The WISC-IV scores also suggest that, on average, children with autism not only have lower scores in verbal knowledge and comprehension, they are more likely to have other cognitive deficits, including in verbal working memory (as measured by the WMI) and information processing speed (as measured by the PSI).
Thus, as a clinical instrument, the WISC-IV performs its purpose reasonably well. Compared to the RPM, it gives a more complete picture of the kinds of cognitive strengths and weaknesses that are common in children with autism.

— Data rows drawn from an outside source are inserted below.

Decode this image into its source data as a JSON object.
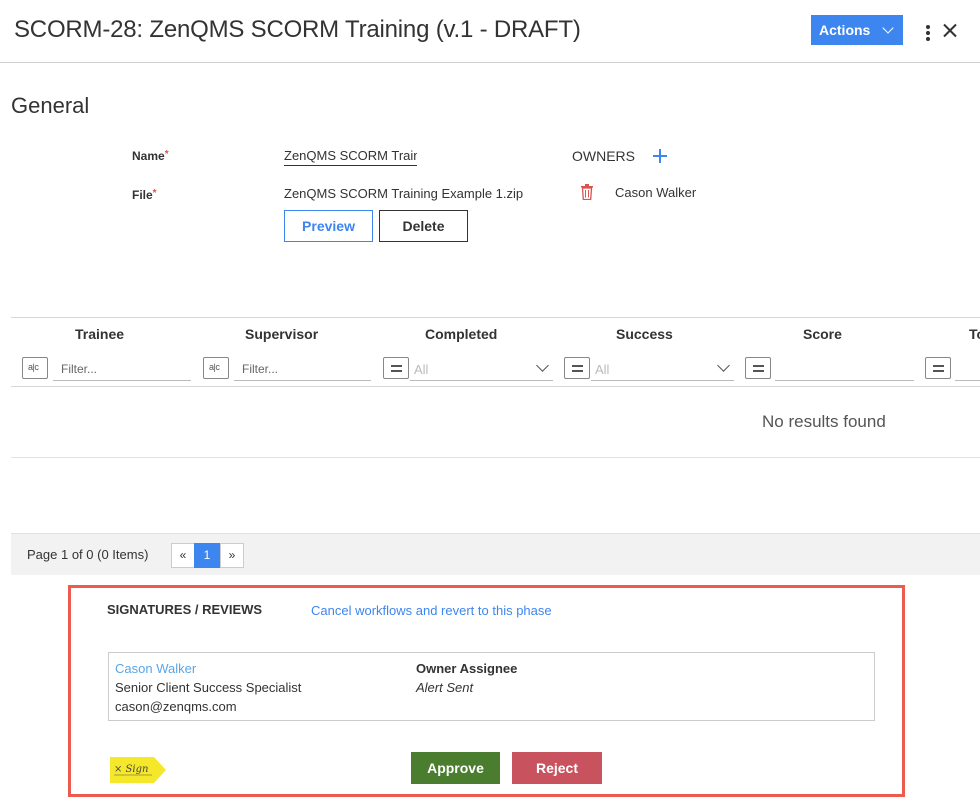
{
  "header": {
    "title": "SCORM-28: ZenQMS SCORM Training (v.1 - DRAFT)",
    "actions_label": "Actions",
    "icons": [
      "more-vertical-icon",
      "close-icon"
    ]
  },
  "general": {
    "section_title": "General",
    "name_label": "Name",
    "name_value": "ZenQMS SCORM Traini",
    "file_label": "File",
    "required_mark": "*",
    "file_name": "ZenQMS SCORM Training Example 1.zip",
    "preview_label": "Preview",
    "delete_label": "Delete",
    "owners_label": "OWNERS",
    "owners": [
      {
        "name": "Cason Walker"
      }
    ]
  },
  "grid": {
    "columns": [
      {
        "label": "Trainee",
        "filter_type": "text",
        "placeholder": "Filter..."
      },
      {
        "label": "Supervisor",
        "filter_type": "text",
        "placeholder": "Filter..."
      },
      {
        "label": "Completed",
        "filter_type": "select",
        "value": "All"
      },
      {
        "label": "Success",
        "filter_type": "select",
        "value": "All"
      },
      {
        "label": "Score",
        "filter_type": "number",
        "value": ""
      },
      {
        "label": "To",
        "filter_type": "number",
        "value": ""
      }
    ],
    "empty_message": "No results found",
    "pager": {
      "summary": "Page 1 of 0 (0 Items)",
      "prev": "«",
      "current": "1",
      "next": "»"
    }
  },
  "signatures": {
    "title": "SIGNATURES / REVIEWS",
    "cancel_link": "Cancel workflows and revert to this phase",
    "entry": {
      "name": "Cason Walker",
      "role": "Senior Client Success Specialist",
      "email": "cason@zenqms.com",
      "assignee_type": "Owner Assignee",
      "status": "Alert Sent"
    },
    "xsign_label": "× Sign",
    "approve_label": "Approve",
    "reject_label": "Reject",
    "colors": {
      "highlight_border": "#ec5b4e",
      "approve": "#4a7d2e",
      "reject": "#c8525e"
    }
  },
  "colors": {
    "accent": "#3d86f0"
  }
}
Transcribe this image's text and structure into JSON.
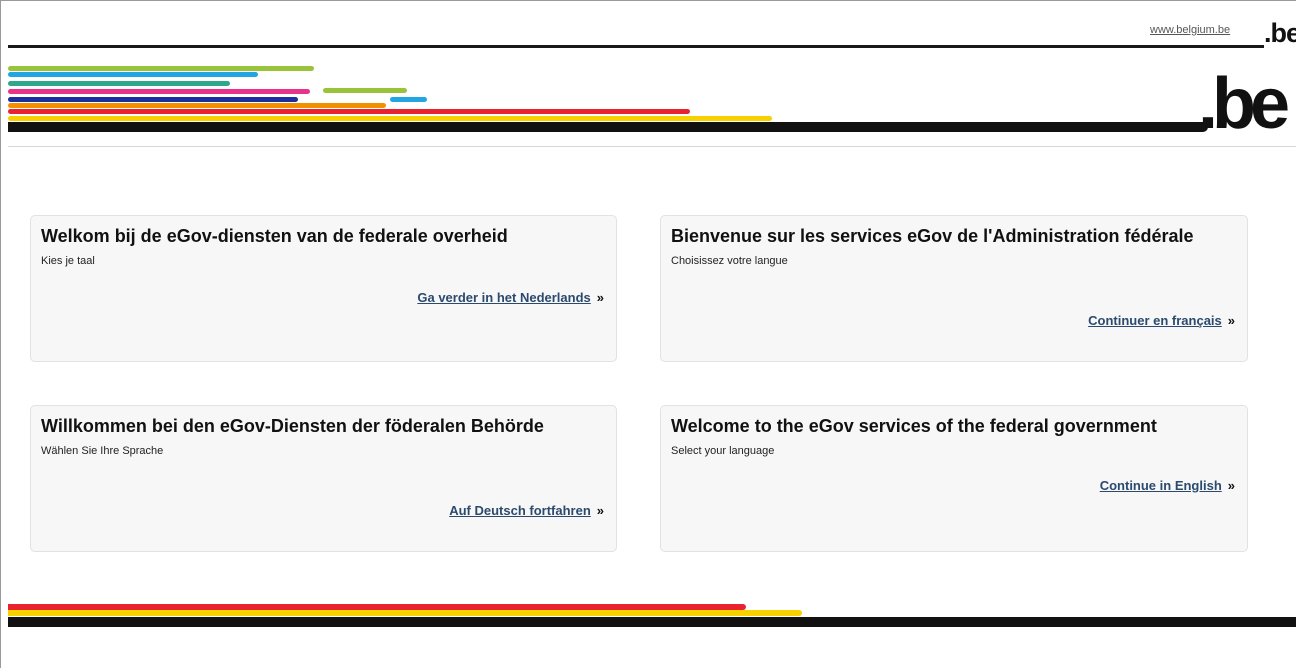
{
  "header": {
    "site_link": "www.belgium.be",
    "logo_text": ".be"
  },
  "colors": {
    "lime": "#9ac33c",
    "cyan": "#21a6e3",
    "teal": "#2ea88b",
    "pink": "#e9338a",
    "blue": "#1b2ea0",
    "orange": "#f29100",
    "red": "#e8232f",
    "yellow": "#f7d000",
    "black": "#111111",
    "link": "#2b4a6e"
  },
  "cards": [
    {
      "title": "Welkom bij de eGov-diensten van de federale overheid",
      "subtitle": "Kies je taal",
      "link": "Ga verder in het Nederlands",
      "arrow": "»"
    },
    {
      "title": "Bienvenue sur les services eGov de l'Administration fédérale",
      "subtitle": "Choisissez votre langue",
      "link": "Continuer en français",
      "arrow": "»"
    },
    {
      "title": "Willkommen bei den eGov-Diensten der föderalen Behörde",
      "subtitle": "Wählen Sie Ihre Sprache",
      "link": "Auf Deutsch fortfahren",
      "arrow": "»"
    },
    {
      "title": "Welcome to the eGov services of the federal government",
      "subtitle": "Select your language",
      "link": "Continue in English",
      "arrow": "»"
    }
  ]
}
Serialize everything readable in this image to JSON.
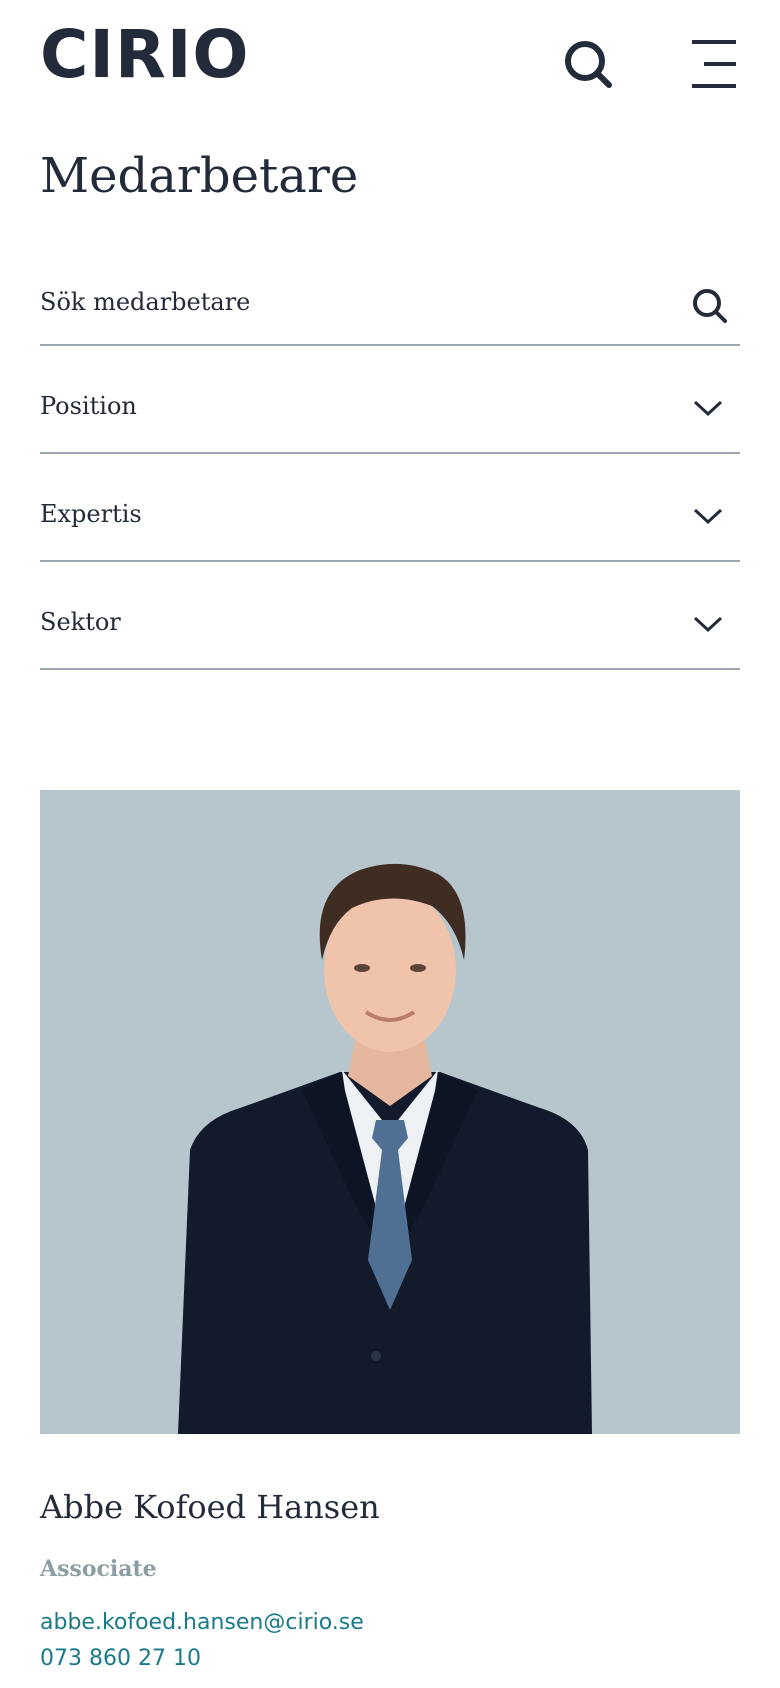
{
  "header": {
    "logo": "CIRIO",
    "search_icon": "search-icon",
    "menu_icon": "menu-icon"
  },
  "page": {
    "title": "Medarbetare"
  },
  "filters": {
    "search": {
      "placeholder": "Sök medarbetare",
      "value": ""
    },
    "items": [
      {
        "label": "Position"
      },
      {
        "label": "Expertis"
      },
      {
        "label": "Sektor"
      }
    ]
  },
  "employees": [
    {
      "name": "Abbe Kofoed Hansen",
      "role": "Associate",
      "email": "abbe.kofoed.hansen@cirio.se",
      "phone": "073 860 27 10"
    }
  ],
  "colors": {
    "text": "#232b3a",
    "accent": "#1a7a8a",
    "muted": "#8b9ea3",
    "photo_bg": "#b7c6cc",
    "divider": "#9aa7ae"
  }
}
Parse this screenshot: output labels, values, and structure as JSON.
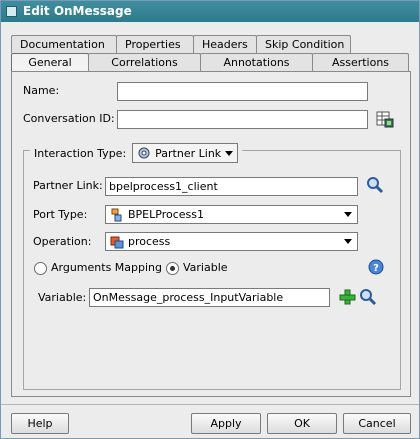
{
  "window": {
    "title": "Edit OnMessage"
  },
  "tabs_back": [
    "Documentation",
    "Properties",
    "Headers",
    "Skip Condition"
  ],
  "tabs_front": [
    "General",
    "Correlations",
    "Annotations",
    "Assertions"
  ],
  "active_tab": "General",
  "general": {
    "name_label": "Name:",
    "name_value": "",
    "conversation_label": "Conversation ID:",
    "conversation_value": "",
    "interaction_label": "Interaction Type:",
    "interaction_value": "Partner Link",
    "partner_link_label": "Partner Link:",
    "partner_link_value": "bpelprocess1_client",
    "port_type_label": "Port Type:",
    "port_type_value": "BPELProcess1",
    "operation_label": "Operation:",
    "operation_value": "process",
    "radio_arguments": "Arguments Mapping",
    "radio_variable": "Variable",
    "selected_radio": "Variable",
    "variable_label": "Variable:",
    "variable_value": "OnMessage_process_InputVariable"
  },
  "buttons": {
    "help": "Help",
    "apply": "Apply",
    "ok": "OK",
    "cancel": "Cancel"
  },
  "icons": {
    "conversation_generate": "table-generate-icon",
    "partner_link_search": "magnifier-icon",
    "variable_add": "green-plus-icon",
    "variable_search": "magnifier-icon",
    "help": "help-circle-icon"
  }
}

If the researchers wish to demonstrate that the WISC-IV truly underestimates the intelligence of children with autism, they would need to show that it underpredicts important life outcomes among this population. For example, suppose we compare children with and without autism who score similarly low on the WISC-IV. If the WISC-IV underestimated the intelligence of children with autism, they would be expected to do better in school than the low-scoring children without autism. Obviously, a sophisticated analysis of this matter would involve a more complex research design, but in principle this is the kind of result that would be needed to show that the WISC-IV is a poor measure of cognitive abilities for children with autism.